Saudara-saudari, tidak benar bahwa penguasaan diri membuat kita menjadi abu-abu dan tidak bergembira. Sebaliknya, penguasaan diri memungkinkan kita menikmati hal-hal penting dalam hidup dengan lebih baik: duduk bersama di meja makan, kelembutan persahabatan tertentu, kepercayaan diri dengan orang-orang bijaksana, takjub akan keindahan ciptaan. Kebahagiaan dengan penguasaan diri adalah kegembiraan yang tumbuh subur di dalam hati orang-orang yang mengenali dan menghargai apa yang paling penting dalam hidup. Marilah kita berdoa kepada Tuhan agar Ia memberi kita karunia ini: karunia kedewasaan, usia, kedewasaan emosi, kedewasaan sosial. Karunia penguasaan diri.

 

[Sapaan Khusus]

 

Saya menyapa dengan hangat para peziarah dan para pengunjung berbahasa Inggris yang ambil bagian dalam Audiensi hari ini, khususnya kelompok dari Inggris, Irlandia, Finlandia, Indonesia, Malaysia, Filipina, Korea dan Amerika Serikat. Dalam sukacita Kristus yang bangkit, saya memohonkan atasmu dan keluargamu kerahiman Allah Bapa kita yang penuh kasih. Semoga Tuhan memberkatimu!

_______________________

Dan pikiran kita, pada saat ini, [pikiran] kita semua, tertuju kepada bangsa-bangsa yang sedang berperang. Kita memikirkan Tanah Suci, Palestina, Israel. Kita memikirkan Ukraina, Ukraina yang tersiksa. Kita memikirkan para tawanan perang... Semoga Tuhan menggerakkan berbagai kehendak agar mereka semua dapat dibebaskan. Dan berbicara tentang tahanan, mereka yang disiksa terlintas dalam pikiran. Penyiksaan terhadap tahanan adalah hal yang mengerikan dan tidak manusiawi. Kita memikirkan begitu banyak jenis penyiksaan yang melukai martabat manusia, dan begitu banyak orang yang disiksa... Semoga Tuhan membantu dan memberkati semua orang.

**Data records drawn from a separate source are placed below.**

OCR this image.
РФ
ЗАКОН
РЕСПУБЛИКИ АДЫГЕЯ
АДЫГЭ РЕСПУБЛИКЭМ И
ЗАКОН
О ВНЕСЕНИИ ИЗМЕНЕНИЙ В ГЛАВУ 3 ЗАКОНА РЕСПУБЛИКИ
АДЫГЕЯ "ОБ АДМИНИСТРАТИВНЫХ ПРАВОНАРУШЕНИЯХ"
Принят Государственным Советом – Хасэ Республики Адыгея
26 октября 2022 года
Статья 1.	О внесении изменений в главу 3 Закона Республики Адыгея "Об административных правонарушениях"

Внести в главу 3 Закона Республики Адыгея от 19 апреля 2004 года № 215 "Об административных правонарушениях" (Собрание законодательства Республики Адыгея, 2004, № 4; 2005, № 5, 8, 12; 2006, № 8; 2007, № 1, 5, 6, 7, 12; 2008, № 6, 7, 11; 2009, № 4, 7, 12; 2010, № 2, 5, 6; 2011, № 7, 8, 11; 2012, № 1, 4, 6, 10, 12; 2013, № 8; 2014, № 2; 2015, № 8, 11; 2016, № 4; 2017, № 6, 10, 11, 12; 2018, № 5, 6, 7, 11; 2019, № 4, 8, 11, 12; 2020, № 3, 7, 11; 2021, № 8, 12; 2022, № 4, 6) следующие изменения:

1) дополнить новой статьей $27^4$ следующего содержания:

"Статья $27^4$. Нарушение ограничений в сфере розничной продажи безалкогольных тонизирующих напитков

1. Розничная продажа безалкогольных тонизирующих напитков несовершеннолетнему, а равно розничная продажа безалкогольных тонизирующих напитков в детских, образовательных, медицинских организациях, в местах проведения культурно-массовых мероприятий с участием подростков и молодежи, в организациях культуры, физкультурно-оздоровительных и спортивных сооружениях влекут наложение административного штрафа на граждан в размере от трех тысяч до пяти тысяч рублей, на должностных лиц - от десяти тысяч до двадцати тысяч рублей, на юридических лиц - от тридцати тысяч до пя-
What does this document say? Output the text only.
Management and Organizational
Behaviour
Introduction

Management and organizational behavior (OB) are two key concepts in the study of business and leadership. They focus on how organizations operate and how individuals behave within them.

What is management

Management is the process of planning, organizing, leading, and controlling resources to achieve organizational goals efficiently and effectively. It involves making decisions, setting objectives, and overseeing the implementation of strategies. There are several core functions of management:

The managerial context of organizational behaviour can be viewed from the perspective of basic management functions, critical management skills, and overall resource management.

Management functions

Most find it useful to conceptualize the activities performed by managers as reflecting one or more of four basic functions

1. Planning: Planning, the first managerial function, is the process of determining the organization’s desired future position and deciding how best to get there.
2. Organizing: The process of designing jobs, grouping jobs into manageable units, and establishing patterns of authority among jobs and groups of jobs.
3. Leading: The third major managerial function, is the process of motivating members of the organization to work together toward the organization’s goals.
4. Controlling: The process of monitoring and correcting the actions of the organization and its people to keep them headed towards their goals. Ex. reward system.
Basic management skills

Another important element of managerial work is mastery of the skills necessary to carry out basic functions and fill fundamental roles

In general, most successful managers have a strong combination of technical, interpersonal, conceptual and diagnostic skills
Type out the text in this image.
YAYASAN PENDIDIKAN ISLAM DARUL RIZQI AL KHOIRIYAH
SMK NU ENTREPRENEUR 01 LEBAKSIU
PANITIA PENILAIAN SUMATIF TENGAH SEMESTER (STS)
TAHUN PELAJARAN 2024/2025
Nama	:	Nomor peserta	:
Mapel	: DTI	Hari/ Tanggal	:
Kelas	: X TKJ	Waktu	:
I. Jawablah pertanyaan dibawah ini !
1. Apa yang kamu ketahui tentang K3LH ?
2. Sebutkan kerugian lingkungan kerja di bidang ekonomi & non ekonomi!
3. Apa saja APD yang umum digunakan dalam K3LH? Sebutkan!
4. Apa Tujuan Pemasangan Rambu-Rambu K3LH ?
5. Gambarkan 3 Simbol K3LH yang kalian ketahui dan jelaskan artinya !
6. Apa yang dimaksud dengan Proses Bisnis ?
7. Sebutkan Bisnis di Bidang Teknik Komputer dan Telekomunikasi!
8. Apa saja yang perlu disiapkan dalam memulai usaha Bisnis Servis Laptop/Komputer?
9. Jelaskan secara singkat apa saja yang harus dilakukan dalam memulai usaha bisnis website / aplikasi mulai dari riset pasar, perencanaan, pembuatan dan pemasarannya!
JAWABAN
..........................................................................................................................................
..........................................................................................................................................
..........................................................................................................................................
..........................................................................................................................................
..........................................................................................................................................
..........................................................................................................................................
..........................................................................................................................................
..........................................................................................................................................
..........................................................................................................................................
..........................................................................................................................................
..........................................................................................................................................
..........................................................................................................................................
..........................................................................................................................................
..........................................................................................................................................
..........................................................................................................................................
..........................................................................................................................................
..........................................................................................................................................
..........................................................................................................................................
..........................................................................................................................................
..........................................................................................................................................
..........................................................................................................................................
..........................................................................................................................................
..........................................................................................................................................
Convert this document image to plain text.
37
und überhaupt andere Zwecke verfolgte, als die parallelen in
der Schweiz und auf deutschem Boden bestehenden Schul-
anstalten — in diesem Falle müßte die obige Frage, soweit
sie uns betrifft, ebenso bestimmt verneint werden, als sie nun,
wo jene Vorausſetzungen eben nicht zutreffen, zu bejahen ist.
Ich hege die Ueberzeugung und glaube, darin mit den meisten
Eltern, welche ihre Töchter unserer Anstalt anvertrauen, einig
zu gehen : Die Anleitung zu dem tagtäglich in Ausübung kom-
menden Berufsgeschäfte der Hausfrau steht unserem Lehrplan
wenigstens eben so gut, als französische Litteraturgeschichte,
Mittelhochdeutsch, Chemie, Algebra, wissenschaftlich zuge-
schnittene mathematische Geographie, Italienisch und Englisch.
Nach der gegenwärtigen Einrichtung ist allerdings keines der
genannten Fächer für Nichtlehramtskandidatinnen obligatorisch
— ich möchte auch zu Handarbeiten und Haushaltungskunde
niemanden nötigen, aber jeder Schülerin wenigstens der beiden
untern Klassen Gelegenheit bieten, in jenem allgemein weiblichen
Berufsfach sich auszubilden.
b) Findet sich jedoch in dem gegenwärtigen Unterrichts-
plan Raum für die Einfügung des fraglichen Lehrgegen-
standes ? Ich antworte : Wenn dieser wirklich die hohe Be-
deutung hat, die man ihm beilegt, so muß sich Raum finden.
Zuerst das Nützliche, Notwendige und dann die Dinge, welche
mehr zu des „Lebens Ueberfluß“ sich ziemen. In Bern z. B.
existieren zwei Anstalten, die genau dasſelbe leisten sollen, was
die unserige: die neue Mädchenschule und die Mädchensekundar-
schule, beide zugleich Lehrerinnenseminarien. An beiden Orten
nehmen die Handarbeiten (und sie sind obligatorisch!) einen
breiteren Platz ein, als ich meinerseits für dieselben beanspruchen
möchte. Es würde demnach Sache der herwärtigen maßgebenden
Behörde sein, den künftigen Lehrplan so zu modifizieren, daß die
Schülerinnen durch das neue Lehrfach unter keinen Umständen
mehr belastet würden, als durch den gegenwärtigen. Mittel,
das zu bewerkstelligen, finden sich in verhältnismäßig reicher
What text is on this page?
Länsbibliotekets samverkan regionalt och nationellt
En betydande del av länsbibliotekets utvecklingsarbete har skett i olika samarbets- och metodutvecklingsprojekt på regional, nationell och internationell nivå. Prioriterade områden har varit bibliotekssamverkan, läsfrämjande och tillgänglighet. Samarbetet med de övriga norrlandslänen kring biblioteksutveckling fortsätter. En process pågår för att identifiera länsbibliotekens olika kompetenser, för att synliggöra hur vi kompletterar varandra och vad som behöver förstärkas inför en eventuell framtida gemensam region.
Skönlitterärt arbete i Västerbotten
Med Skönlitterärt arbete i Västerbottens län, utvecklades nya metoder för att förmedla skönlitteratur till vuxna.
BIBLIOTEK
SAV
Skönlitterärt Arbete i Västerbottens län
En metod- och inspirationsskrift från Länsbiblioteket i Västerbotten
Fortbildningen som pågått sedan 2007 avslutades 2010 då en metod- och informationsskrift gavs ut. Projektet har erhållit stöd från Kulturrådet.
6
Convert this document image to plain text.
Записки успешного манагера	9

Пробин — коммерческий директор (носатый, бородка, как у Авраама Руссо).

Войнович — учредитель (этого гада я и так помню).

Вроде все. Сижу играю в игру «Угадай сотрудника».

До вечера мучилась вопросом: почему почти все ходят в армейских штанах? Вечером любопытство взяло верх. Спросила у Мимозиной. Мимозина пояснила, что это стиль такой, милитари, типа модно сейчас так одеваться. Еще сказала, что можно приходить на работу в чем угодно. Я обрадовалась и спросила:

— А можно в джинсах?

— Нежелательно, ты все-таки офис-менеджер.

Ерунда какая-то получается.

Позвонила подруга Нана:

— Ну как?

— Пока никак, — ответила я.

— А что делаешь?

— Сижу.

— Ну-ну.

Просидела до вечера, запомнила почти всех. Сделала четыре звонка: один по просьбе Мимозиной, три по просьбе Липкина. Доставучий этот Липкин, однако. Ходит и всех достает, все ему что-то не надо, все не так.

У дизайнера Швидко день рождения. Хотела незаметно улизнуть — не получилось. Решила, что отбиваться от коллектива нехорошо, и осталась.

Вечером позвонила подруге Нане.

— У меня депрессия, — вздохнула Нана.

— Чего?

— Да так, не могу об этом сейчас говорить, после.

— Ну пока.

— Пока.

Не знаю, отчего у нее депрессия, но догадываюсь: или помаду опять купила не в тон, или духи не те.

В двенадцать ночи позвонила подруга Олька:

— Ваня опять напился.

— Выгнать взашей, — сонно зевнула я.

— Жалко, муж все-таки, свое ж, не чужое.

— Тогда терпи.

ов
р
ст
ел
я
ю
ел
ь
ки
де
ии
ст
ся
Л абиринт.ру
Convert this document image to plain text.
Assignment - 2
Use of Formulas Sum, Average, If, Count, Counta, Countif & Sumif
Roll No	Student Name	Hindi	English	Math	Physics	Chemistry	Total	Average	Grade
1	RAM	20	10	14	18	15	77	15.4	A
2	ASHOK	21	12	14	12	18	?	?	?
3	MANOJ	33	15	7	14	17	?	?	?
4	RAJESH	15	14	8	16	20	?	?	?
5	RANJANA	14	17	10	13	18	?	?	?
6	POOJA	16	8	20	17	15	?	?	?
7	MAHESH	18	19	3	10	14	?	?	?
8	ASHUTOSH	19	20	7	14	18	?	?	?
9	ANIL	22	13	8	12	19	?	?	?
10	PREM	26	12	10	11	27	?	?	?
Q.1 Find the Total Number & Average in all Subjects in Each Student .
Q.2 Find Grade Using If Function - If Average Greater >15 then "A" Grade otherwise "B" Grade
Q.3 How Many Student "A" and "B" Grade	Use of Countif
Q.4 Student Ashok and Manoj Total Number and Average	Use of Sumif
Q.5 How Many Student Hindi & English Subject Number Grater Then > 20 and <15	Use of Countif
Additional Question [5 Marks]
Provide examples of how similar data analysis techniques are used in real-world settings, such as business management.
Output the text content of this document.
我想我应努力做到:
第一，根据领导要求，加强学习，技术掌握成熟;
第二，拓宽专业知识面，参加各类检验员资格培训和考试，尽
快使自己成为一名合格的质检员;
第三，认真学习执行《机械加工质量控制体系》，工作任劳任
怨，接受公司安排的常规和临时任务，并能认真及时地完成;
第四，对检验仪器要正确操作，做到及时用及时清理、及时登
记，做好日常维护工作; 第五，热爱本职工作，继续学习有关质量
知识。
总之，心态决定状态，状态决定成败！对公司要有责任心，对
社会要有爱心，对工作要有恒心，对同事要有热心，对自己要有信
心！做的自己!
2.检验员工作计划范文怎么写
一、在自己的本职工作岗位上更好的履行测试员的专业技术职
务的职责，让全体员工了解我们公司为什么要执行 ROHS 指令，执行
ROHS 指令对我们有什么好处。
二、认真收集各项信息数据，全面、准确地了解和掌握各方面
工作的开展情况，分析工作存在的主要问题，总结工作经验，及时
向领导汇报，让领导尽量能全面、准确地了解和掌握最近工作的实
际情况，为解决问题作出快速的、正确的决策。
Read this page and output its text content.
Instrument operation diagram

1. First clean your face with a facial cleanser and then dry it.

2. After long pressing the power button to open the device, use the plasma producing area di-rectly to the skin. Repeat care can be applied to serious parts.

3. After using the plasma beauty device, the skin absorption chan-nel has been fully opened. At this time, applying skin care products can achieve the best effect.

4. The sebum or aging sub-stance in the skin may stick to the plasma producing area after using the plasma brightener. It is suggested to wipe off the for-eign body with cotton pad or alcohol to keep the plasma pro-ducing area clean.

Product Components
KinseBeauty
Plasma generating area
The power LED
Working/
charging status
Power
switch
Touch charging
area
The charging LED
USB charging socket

[Ringkasan dalam Bahasa Inggris yang disampaikan oleh seorang penutur]

 

Saudara-saudari terkasih: Dalam katekese lanjutan kita tentang kebajikan-kebajikan utama, kita sekarang beralih ke kebajikan yang keempat dan yang terakhir, yaitu penguasaan diri, yang digambarkan oleh Katekismus Gereja Katolik sebagai “kebajikan moral yang mengekang kecenderungan kepada berbagai macam kenikmatan dan yang membuat kita mempergunakan benda-benda duniawi dengan ukuran yang tepat”. Penguasaan diri adalah kebajikan penguasaan kehendak atas kecenderungan, mempertahankan kemampuan sehat untuk menilai, yang tidak membiarkan kecenderungan melampaui batas-batas yang patut dihormati. Penguasaan diri membantu kita untuk bertindak bijaksana dalam setiap situasi, mengetahui kapan harus berbicara, kapan harus mengoreksi, dan kapan harus diam adalah tanggapan terbaik. Dalam hal kesenangan, penguasaan diri mendorong kita untuk melakukan penilaian yang bijaksana, memilih kesederhanaan ketimbang berlebihan, memungkinkan kita untuk menikmati kesenangan hidup dalam dosis yang terukur. Dalam pengertian ini, penguasaan diri selaras dengan nilai-nilai injili tentang kesederhanaan, kebijaksanaan dan kelemahlembutan. Dengan memupuk kebajikan pengendalian diri, semoga kita merasakan kegembiraan yang mendalam dalam menjalani kehidupan yang seimbang, bergembira secara wajar atas hal-hal baik yang dianugerahkan Allah kepada kita, hal-hal yang benar-benar penting.